[5 minute read]
Final Verdict – 5/5 – Must read
Much has been written on the perennial question, “What is the meaning of life?” What makes this book by Viktor Frankl such a unique and rich addition to the existing discourse are the tragic circumstances which enabled its creation. Frankl was an accomplished Austrian neurologist and psychiatrist who had a successful track record of treating patients with suicidal tendencies. In 1937, at age 32, Frankl opened his own practice in Vienna. As such, he would have had intimate knowledge and extensive experience with how people grappled with issues relating to (lack of) happiness and success in their troubled lives.
But first, some more background behind the events which led to the creation of this book. In September 1942 Frankl, his wife, and parents were all transported to Nazi Theresienstadt Ghetto. In October 1944 Frankl and his wife were then transported to the Auschwitz concentration camp. Only a week after their arrival, Frankl was removed to the Kaufering camp where he spent five months working as a labourer. He was then moved to the Yurkheim camp where he worked as a physician until his liberation in May 1945 by US soldiers. Upon his release Frankl discovered that he was the only survivor. Shortly thereafter he wrote and published Man’s Search for Meaning in 1946.

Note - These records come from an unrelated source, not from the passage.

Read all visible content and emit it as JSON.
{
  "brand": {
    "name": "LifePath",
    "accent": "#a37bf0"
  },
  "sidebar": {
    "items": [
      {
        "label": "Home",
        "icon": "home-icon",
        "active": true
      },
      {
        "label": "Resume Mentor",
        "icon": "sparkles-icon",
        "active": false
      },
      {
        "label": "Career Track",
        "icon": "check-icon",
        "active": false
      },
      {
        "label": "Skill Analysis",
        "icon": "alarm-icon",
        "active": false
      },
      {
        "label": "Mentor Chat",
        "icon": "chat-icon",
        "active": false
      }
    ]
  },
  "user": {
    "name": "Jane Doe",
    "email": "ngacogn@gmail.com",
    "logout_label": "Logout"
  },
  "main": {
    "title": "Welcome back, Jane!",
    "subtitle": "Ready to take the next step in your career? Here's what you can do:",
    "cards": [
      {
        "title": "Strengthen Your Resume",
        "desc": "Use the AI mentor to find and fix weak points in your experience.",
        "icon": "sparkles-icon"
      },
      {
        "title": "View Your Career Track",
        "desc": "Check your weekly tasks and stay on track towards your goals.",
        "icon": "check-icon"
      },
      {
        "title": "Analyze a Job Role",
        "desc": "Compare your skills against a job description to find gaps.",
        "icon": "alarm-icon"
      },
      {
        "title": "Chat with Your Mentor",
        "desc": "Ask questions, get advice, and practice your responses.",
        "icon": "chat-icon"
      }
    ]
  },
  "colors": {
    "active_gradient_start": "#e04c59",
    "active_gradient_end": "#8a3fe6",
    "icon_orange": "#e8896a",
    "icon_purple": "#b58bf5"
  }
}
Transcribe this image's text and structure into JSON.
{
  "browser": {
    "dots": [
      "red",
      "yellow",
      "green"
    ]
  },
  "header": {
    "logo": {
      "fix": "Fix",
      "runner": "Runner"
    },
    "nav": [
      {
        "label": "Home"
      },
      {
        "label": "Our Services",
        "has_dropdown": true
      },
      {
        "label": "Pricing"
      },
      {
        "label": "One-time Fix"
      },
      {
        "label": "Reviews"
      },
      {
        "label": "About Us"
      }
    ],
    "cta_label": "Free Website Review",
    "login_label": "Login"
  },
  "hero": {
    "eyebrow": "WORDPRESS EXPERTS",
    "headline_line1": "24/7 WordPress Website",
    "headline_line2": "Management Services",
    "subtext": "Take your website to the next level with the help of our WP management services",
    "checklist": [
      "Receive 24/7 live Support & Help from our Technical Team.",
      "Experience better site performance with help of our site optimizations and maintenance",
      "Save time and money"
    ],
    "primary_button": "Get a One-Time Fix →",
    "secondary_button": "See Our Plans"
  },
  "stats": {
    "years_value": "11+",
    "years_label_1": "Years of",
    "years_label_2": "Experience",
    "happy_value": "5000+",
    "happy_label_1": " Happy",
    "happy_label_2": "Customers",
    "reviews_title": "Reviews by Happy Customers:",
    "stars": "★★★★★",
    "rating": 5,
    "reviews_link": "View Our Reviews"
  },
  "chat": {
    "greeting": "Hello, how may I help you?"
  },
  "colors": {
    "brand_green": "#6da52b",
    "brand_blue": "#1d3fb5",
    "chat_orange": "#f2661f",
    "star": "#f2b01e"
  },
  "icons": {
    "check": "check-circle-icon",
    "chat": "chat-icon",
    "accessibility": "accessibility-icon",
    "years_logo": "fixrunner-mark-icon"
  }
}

The book is split into two short, easy-to-read parts. The first deals with Frankl’s experiences in the concentration camps while the second outlines his psychiatric treatment methodology which he calls ‘logotherapy.’ I was greatly impressed by Frankl’s practical, humble, and clear writing style which conveyed his experiences in a touching and impactful manner. I honestly couldn’t put the first part of the book down. It is here that Frankl dispenses generous servings of wisdom on the matter of the meaning of life as seen through his real experiences of being a prisoner. I’ve never seen such poignant observations of the human condition before. The second part of the book is also worth mentioning. It is here that Frankl breaks down a solutions-focused psychiatric approach to mental healing rather than the traditional problem-focused approach. There are some fantastic and practical take-aways from this part of the book for those suffering from bad habits and seemingly hopeless frames of mind which are holding them back.
By writing Man’s Search for Meaning I believe that Frankl performed a sort of self-diagnosis of his indescribably horrific experiences – his personal way of coming to terms with what happened in Nazi Germany. He recounts the terrors he was subjected to in a detached and surgical manner, almost as if seeing them through that mental haze which blocks consciousness from memories which are best left forgotten. It really blew me away that even under the permanent conditions of suffering inside the concentration camps that the one freedom the prisoners had was how they chose to react to their situation. Frankl emphasized that this freedom could never be taken away from us as individuals.
Personally, the most amazing insight this little book gifted me was that it put into words what I should have realized all along regarding happiness. Hint: it is very true but not apparent at all. Namely, that happiness simply ensues. What’s more is that it can ensue even under the most unimaginably harsh and brutal living conditions as those he faced in the concentration camps. As Frankl explained in his book, the prisoners which were consciously on the path towards greater meaning and understanding in their lives – despite and because of the tremendous suffering they were going through – were the ones who were most likely to survive the ordeal. So don’t go about chasing happiness because you can never possibly find it. Rather, it will find you through the meaning you have chosen to assign to your life.